Am Ende setzen wir kein Schaubeet für Conservation Gardening um, haben durch unseren begeisterten Einstieg über das Conservation Gardening-Konzept und das Begreifen der problematischen Aspekte darin aber den komplexen Artenschutz-Diskurs kennengelernt und viel Neues verstanden.
z. B. werden wir anstelle der sehr seltenen Finger-Kuhschelle die gewöhnliche Kuhschelle verwenden. Anstelle der traubigen Graslilie macht für uns die im Münchner Umland noch vorkommende Ästige Graslilie mehr Sinn. Die kleine Bibernelle ersetzt den Bergkümmel, das echte Labkraut das blaugrüne Labkraut. Usw. Einzelne Arten aus dem Conservation Gardening -Liste, die nicht streng geschützt sind und im Münchner Umland vorkommen, finden wie z.B. das Kleine Mädesüß aber auch Platz auf unserem Beet.

Das A und O für eine gelingende Planung ist die Berücksichtigung des jeweiligen Standorts. Wenn die Arten nicht an gegebene Licht- und Bodenverhältnisse angepasst sind, funktioniert die Pflanzung nicht dauerhaft.
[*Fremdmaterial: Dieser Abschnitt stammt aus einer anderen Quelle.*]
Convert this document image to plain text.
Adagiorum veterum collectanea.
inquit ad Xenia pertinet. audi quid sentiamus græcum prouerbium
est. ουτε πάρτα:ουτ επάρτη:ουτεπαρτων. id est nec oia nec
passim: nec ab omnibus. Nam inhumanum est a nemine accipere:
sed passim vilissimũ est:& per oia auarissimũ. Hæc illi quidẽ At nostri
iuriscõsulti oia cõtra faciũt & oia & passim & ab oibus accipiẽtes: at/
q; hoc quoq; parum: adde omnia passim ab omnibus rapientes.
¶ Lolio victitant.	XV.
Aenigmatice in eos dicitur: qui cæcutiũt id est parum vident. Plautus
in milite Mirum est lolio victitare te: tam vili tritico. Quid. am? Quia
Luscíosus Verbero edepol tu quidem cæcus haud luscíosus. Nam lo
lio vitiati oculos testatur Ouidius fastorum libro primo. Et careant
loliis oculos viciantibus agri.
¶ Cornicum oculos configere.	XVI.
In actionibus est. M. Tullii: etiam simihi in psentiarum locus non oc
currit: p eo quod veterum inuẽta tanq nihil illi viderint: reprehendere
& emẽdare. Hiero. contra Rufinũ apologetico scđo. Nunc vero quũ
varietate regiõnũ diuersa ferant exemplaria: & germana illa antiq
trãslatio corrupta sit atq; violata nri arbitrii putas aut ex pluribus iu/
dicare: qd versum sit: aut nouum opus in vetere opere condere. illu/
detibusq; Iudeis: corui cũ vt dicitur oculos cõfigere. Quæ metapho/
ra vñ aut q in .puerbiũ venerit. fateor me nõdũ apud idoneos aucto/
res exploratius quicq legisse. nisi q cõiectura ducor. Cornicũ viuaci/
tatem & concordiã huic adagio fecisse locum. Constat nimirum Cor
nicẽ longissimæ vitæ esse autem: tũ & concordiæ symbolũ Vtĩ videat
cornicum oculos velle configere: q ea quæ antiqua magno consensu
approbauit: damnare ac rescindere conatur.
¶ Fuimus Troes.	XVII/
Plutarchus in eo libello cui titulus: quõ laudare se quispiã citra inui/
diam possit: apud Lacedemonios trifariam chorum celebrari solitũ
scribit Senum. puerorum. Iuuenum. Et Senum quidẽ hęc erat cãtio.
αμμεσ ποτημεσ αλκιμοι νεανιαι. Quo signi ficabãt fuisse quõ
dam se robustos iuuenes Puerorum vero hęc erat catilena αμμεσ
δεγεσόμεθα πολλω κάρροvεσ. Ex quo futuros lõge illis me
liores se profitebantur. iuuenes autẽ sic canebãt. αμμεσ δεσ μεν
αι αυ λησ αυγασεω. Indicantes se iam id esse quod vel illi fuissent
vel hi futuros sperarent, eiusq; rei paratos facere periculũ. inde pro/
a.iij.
Deshalb werden alle Arten abgesehen von ihrer Eignung aus Artenschutz-Perspektive auf ihre Standortansprüche hin geprüft und kategorisiert. Nach und nach klärt sich die Pflanzenauswahl. Mit ca. 30 Arten erstellten wir in Kleingruppen unterschiedliche Entwürfe für das knapp 30 qm große Beet. Wobei die Stauden je nach ihren gestalterischen Funktionen in 4 Gruppen aufgeteilt werden: in Leitstauden, Begleit- und Füllstauden und Streupflanzen. Gefühl für Farbe und Struktur sind die kreativen Zutaten bei der Planung, über die es sich zu einigen gilt.
Die fertigen Entwürfe werden von unseren Expert:innen abschließend geprüft, bevor es im Frühjahr an die Umsetzung geht.